Byzantine-Tolerant Machine Learning

TL;DR

This paper investigates the robustness of distributed stochastic gradient descent (SGD) algorithms against Byzantine failures, introduces a resilience property, and proposes Krum, an update rule that tolerates Byzantine workers without limiting problem dimensions.

Contribution

It establishes the limitations of linear combination-based updates and introduces Krum, a novel Byzantine-resilient update rule for distributed SGD.

Findings

Linear combination-based updates cannot tolerate even a single Byzantine failure.

Krum satisfies the resilience property ensuring convergence with Byzantine failures.

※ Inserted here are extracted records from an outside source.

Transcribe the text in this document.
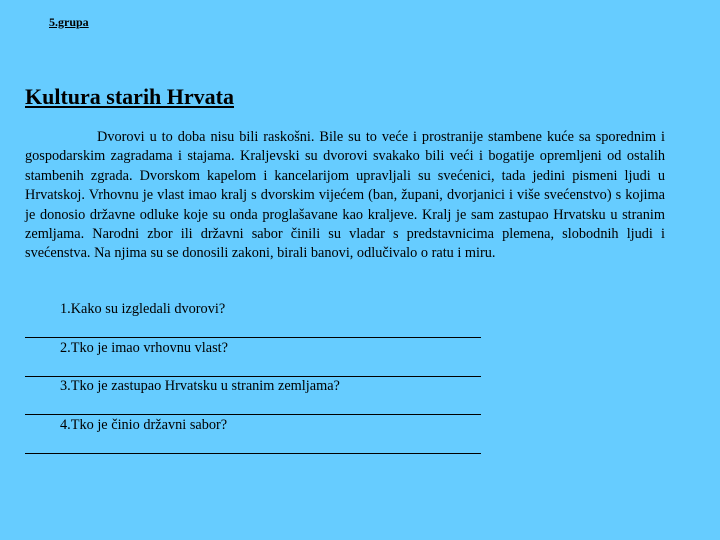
5.grupa
Kultura starih Hrvata

Dvorovi u to doba nisu bili raskošni. Bile su to veće i prostranije stambene kuće sa sporednim i gospodarskim zagradama i stajama. Kraljevski su dvorovi svakako bili veći i bogatije opremljeni od ostalih stambenih zgrada. Dvorskom kapelom i kancelarijom upravljali su svećenici, tada jedini pismeni ljudi u Hrvatskoj. Vrhovnu je vlast imao kralj s dvorskim vijećem (ban, župani, dvorjanici i više svećenstvo) s kojima je donosio državne odluke koje su onda proglašavane kao kraljeve. Kralj je sam zastupao Hrvatsku u stranim zemljama. Narodni zbor ili državni sabor činili su vladar s predstavnicima plemena, slobodnih ljudi i svećenstva. Na njima su se donosili zakoni, birali banovi, odlučivalo o ratu i miru.

1.Kako su izgledali dvorovi?
2.Tko je imao vrhovnu vlast?
3.Tko je zastupao Hrvatsku u stranim zemljama?
4.Tko je činio državni sabor?
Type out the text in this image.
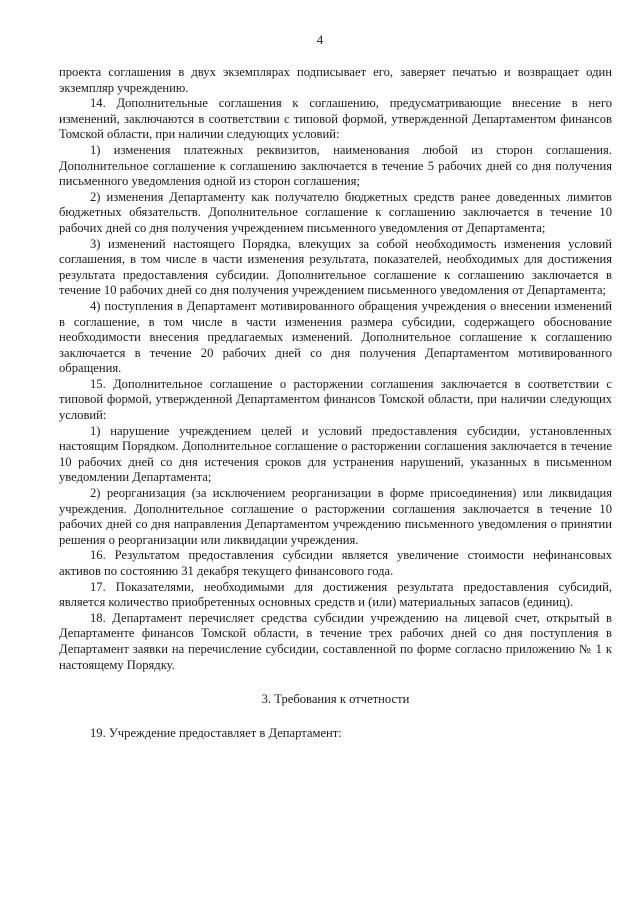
4

проекта соглашения в двух экземплярах подписывает его, заверяет печатью и возвращает один экземпляр учреждению.

14. Дополнительные соглашения к соглашению, предусматривающие внесение в него изменений, заключаются в соответствии с типовой формой, утвержденной Департаментом финансов Томской области, при наличии следующих условий:

1) изменения платежных реквизитов, наименования любой из сторон соглашения. Дополнительное соглашение к соглашению заключается в течение 5 рабочих дней со дня получения письменного уведомления одной из сторон соглашения;

2) изменения Департаменту как получателю бюджетных средств ранее доведенных лимитов бюджетных обязательств. Дополнительное соглашение к соглашению заключается в течение 10 рабочих дней со дня получения учреждением письменного уведомления от Департамента;

3) изменений настоящего Порядка, влекущих за собой необходимость изменения условий соглашения, в том числе в части изменения результата, показателей, необходимых для достижения результата предоставления субсидии. Дополнительное соглашение к соглашению заключается в течение 10 рабочих дней со дня получения учреждением письменного уведомления от Департамента;

4) поступления в Департамент мотивированного обращения учреждения о внесении изменений в соглашение, в том числе в части изменения размера субсидии, содержащего обоснование необходимости внесения предлагаемых изменений. Дополнительное соглашение к соглашению заключается в течение 20 рабочих дней со дня получения Департаментом мотивированного обращения.

15. Дополнительное соглашение о расторжении соглашения заключается в соответствии с типовой формой, утвержденной Департаментом финансов Томской области, при наличии следующих условий:

1) нарушение учреждением целей и условий предоставления субсидии, установленных настоящим Порядком. Дополнительное соглашение о расторжении соглашения заключается в течение 10 рабочих дней со дня истечения сроков для устранения нарушений, указанных в письменном уведомлении Департамента;

2) реорганизация (за исключением реорганизации в форме присоединения) или ликвидация учреждения. Дополнительное соглашение о расторжении соглашения заключается в течение 10 рабочих дней со дня направления Департаментом учреждению письменного уведомления о принятии решения о реорганизации или ликвидации учреждения.

16. Результатом предоставления субсидии является увеличение стоимости нефинансовых активов по состоянию 31 декабря текущего финансового года.

17. Показателями, необходимыми для достижения результата предоставления субсидий, является количество приобретенных основных средств и (или) материальных запасов (единиц).

18. Департамент перечисляет средства субсидии учреждению на лицевой счет, открытый в Департаменте финансов Томской области, в течение трех рабочих дней со дня поступления в Департамент заявки на перечисление субсидии, составленной по форме согласно приложению № 1 к настоящему Порядку.

3. Требования к отчетности

19. Учреждение предоставляет в Департамент:
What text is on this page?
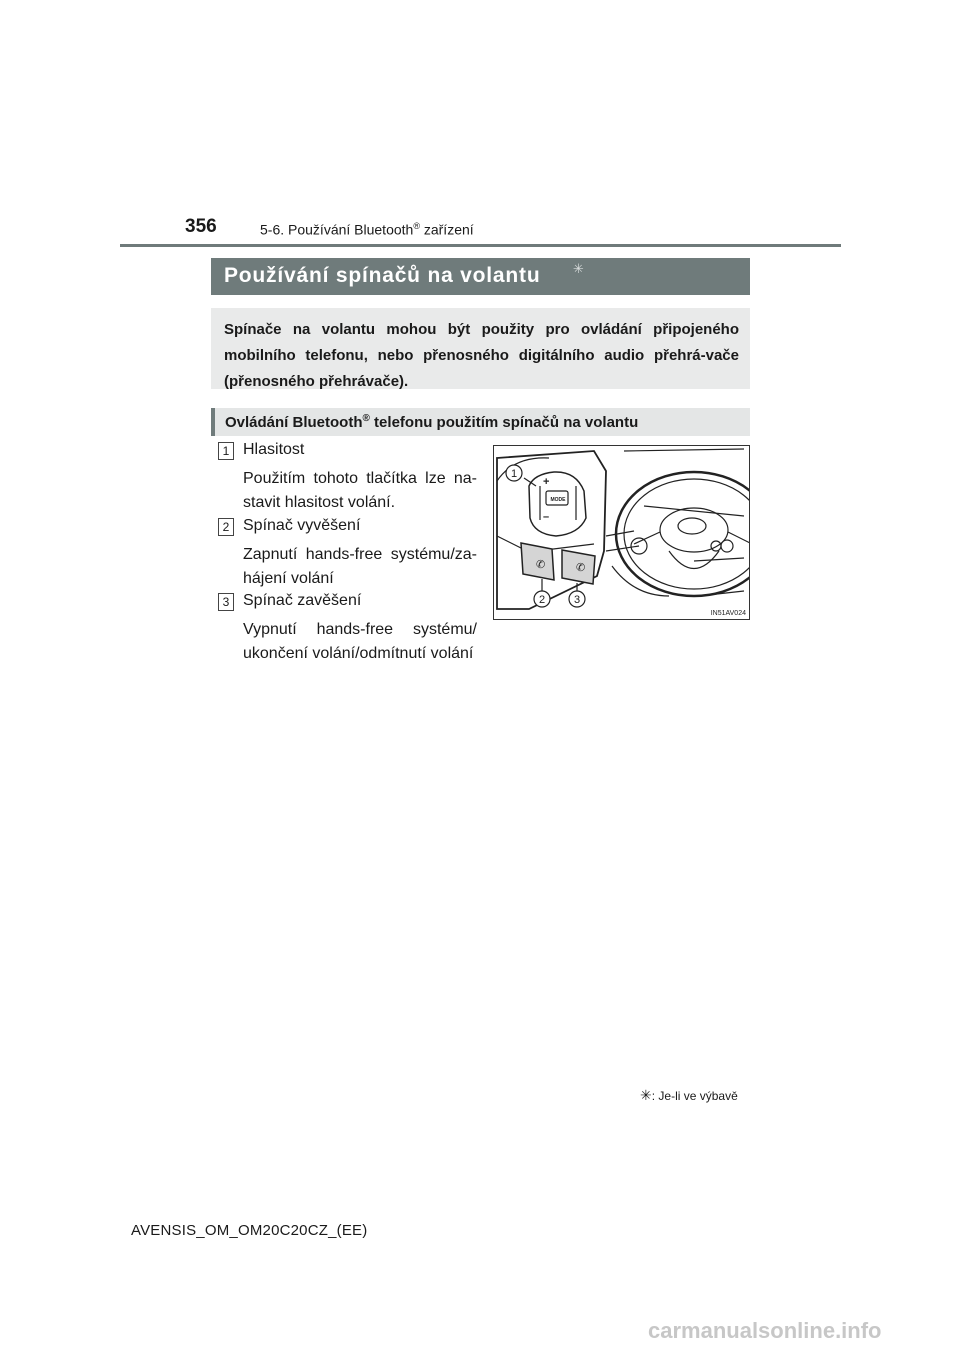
356	5-6. Používání Bluetooth® zařízení
Používání spínačů na volantu	✳
Spínače na volantu mohou být použity pro ovládání připojeného mobilního telefonu, nebo přenosného digitálního audio přehrá-vače (přenosného přehrávače).
Ovládání Bluetooth® telefonu použitím spínačů na volantu
1 Hlasitost
Použitím tohoto tlačítka lze na-
stavit hlasitost volání.
2 Spínač vyvěšení
Zapnutí hands-free systému/za-
hájení volání
3 Spínač zavěšení
Vypnutí hands-free systému/
ukončení volání/odmítnutí volání
MODE
+
–
✆	✆
1
2	3
IN51AV024
✳: Je-li ve výbavě
AVENSIS_OM_OM20C20CZ_(EE)
carmanualsonline.info
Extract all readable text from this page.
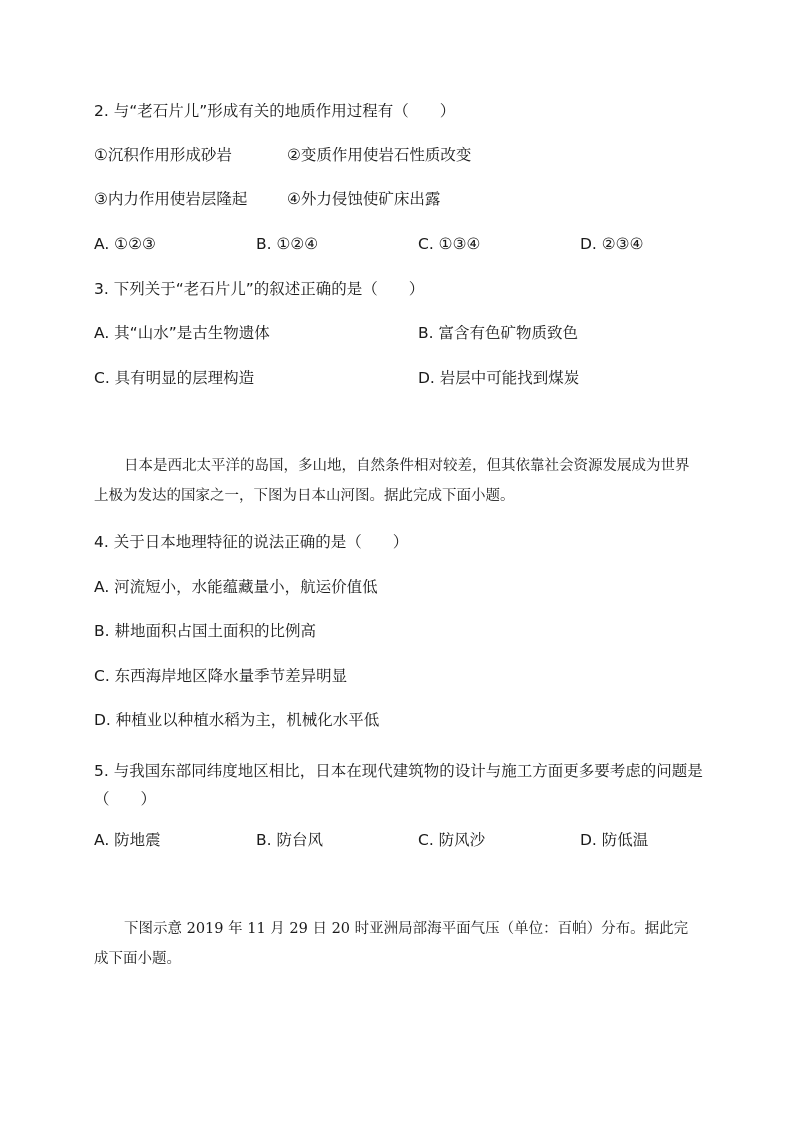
2. 与“老石片儿”形成有关的地质作用过程有（　　）
①沉积作用形成砂岩	②变质作用使岩石性质改变
③内力作用使岩层隆起	④外力侵蚀使矿床出露
A. ①②③	B. ①②④	C. ①③④	D. ②③④
3. 下列关于“老石片儿”的叙述正确的是（　　）
A. 其“山水”是古生物遗体	B. 富含有色矿物质致色
C. 具有明显的层理构造	D. 岩层中可能找到煤炭
日本是西北太平洋的岛国，多山地，自然条件相对较差，但其依靠社会资源发展成为世界上极为发达的国家之一，下图为日本山河图。据此完成下面小题。
4. 关于日本地理特征的说法正确的是（　　）
A. 河流短小，水能蕴藏量小，航运价值低
B. 耕地面积占国土面积的比例高
C. 东西海岸地区降水量季节差异明显
D. 种植业以种植水稻为主，机械化水平低
5. 与我国东部同纬度地区相比，日本在现代建筑物的设计与施工方面更多要考虑的问题是（　　）
A. 防地震	B. 防台风	C. 防风沙	D. 防低温
下图示意 2019 年 11 月 29 日 20 时亚洲局部海平面气压（单位：百帕）分布。据此完成下面小题。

Krum's time complexity is O(n^2 (d + log n)) for d-dimensional problems.

Abstract

The growth of data, the need for scalability and the complexity of models used in modern machine learning calls for distributed implementations. Yet, as of today, distributed machine learning frameworks have largely ignored the possibility of arbitrary (i.e., Byzantine) failures. In this paper, we study the robustness to Byzantine failures at the fundamental level of stochastic gradient descent (SGD), the heart of most machine learning algorithms. Assuming a set of $n$ workers, up to $f$ of them being Byzantine, we ask how robust can SGD be, without limiting the dimension, nor the size of the parameter space. We first show that no gradient descent update rule based on a linear combination of the vectors proposed by the workers (i.e, current approaches) tolerates a single Byzantine failure. We then formulate a resilience property of the update rule capturing the basic requirements to guarantee convergence despite $f$ Byzantine workers. We finally propose Krum, an update rule that satisfies the resilience property aforementioned. For a $d$-dimensional learning problem, the time complexity of Krum is $O(n^2 \cdot (d + \log n))$.